ROMA

“Open Day” al Casale Falchetti

Sono state presentate ieri, le nuove attività del Laboratorio sociale autogestito 100celle che ha sede al Casale Falchetti. L’idea è di sviluppare contesti di insegnamento liberi e indipendenti, in cui l’apprendimento significhi innanzitutto “aggregazione”, tra danza e corporeità, orti sinergici e informatica

Quando la geografia sembra “confermare” l’identità di un luogo: l’area del Casale Falchetti a Centocelle sorge su viale della Primavera, nei pressi dell’antica via Casilina. È una sorta di isola, quasi una “oasi” verde, stretta fra lo stradone trafficato da un lato e le più piccole via Fontichiari e via Carpineto dall’altro, strade che poi si addentrano nella parte vecchia del quartiere.

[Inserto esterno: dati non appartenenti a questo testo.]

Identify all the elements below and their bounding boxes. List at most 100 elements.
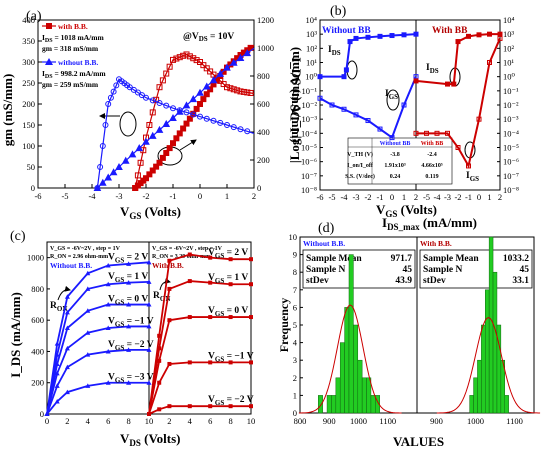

Così – all’interno dello spazio occupato e recuperato da una rete di associazioni alla fine degli anni ‘90 e poi costituitosi come Laboratorio Sociale Autogestito 100celle – numerose sono le iniziative e le tensioni in circolo, a incrociare le esigenze di diverse generazioni e le spinte verso diverse forme di socialità alternativa dal basso. Come un vero e proprio istituto (ad ulteriore conferma del fatto che i centri autogestiti vanno, fra le altre cose, anche a coprire dei “vuoti” lasciati dalle amministrazioni sul territorio), in questo modo domenica 29 settembre si è svolto all’interno del casale un’open day per presentare i corsi avviati da attivisti e volontari lungo l’arco della stagione che viene. Fra lingue, danza e corporeità, informatica, l’idea è quella di sviluppare dei contesti di insegnamento liberi e indipendenti, in cui l’apprendimento significhi innanzitutto “aggregazione”.

 

 

Ed è proprio a partire da un piccolo corso che nascono alcune delle ultime iniziative del Laboratorio Sociale Autogestito 100celle: la realizzazione di un orto sinergico nello spazio in viale della Primavera e l’acquisto collettivo di terreni per la coltivazione di grani antichi. Una delle peculiarità del Casale Falchetti è infatti l’attenzione verso la sovranità alimentare e l’agricoltura non-intensiva. Ogni sabato più la terza domenica del mese il centro ospita ormai da tempo un mercato di piccoli produttori, dove è possibile acquistare verdure, formaggi e beni lavorati, oggetti di artigianato, erbe officinali. Chi vi partecipa come venditore sottoscrive una “carta dei valori” basata sui principi del chilometro zero e della completa tracciabilità dei prodotti, inserendosi, cioè, nelle linee d’azione di realtà come Genuino Clandestino o Campi Aperti. «Le critiche più comuni sono quelle per cui non vorremmo pagare le tasse o cercheremmo delle agevolazioni», dicono gli attivisti dello spazio. «La realtà è che le regole attuali sono spesso “strettoie” che schiacciano i più piccoli e non consentono loro di sopravvivere. Un’iniziativa come il mercato permette invece di mantenere standard improntati alla sostenibilità, nonché facilita la creazione di scambi non solo commerciali fra clienti, produttori e lo spazio in generale. Così nascono sinergie o collaborazioni: al Casale sono state inaugurate la bio-osteria Saltatempo e la taverna Rare Tracce, che spesso utilizzano i prodotti del mercato e che recentemente lavorano anche con le cucine migranti. Oppure, esperienze di collettivizzazione della proprietà, come il Gregge del popolo o il progetto Adotta una gallina. Si tratta di meccanismi che permettono di non sottostare ai vincoli dei caseifici e garantire così una distribuzione migliore e maggiormente etica».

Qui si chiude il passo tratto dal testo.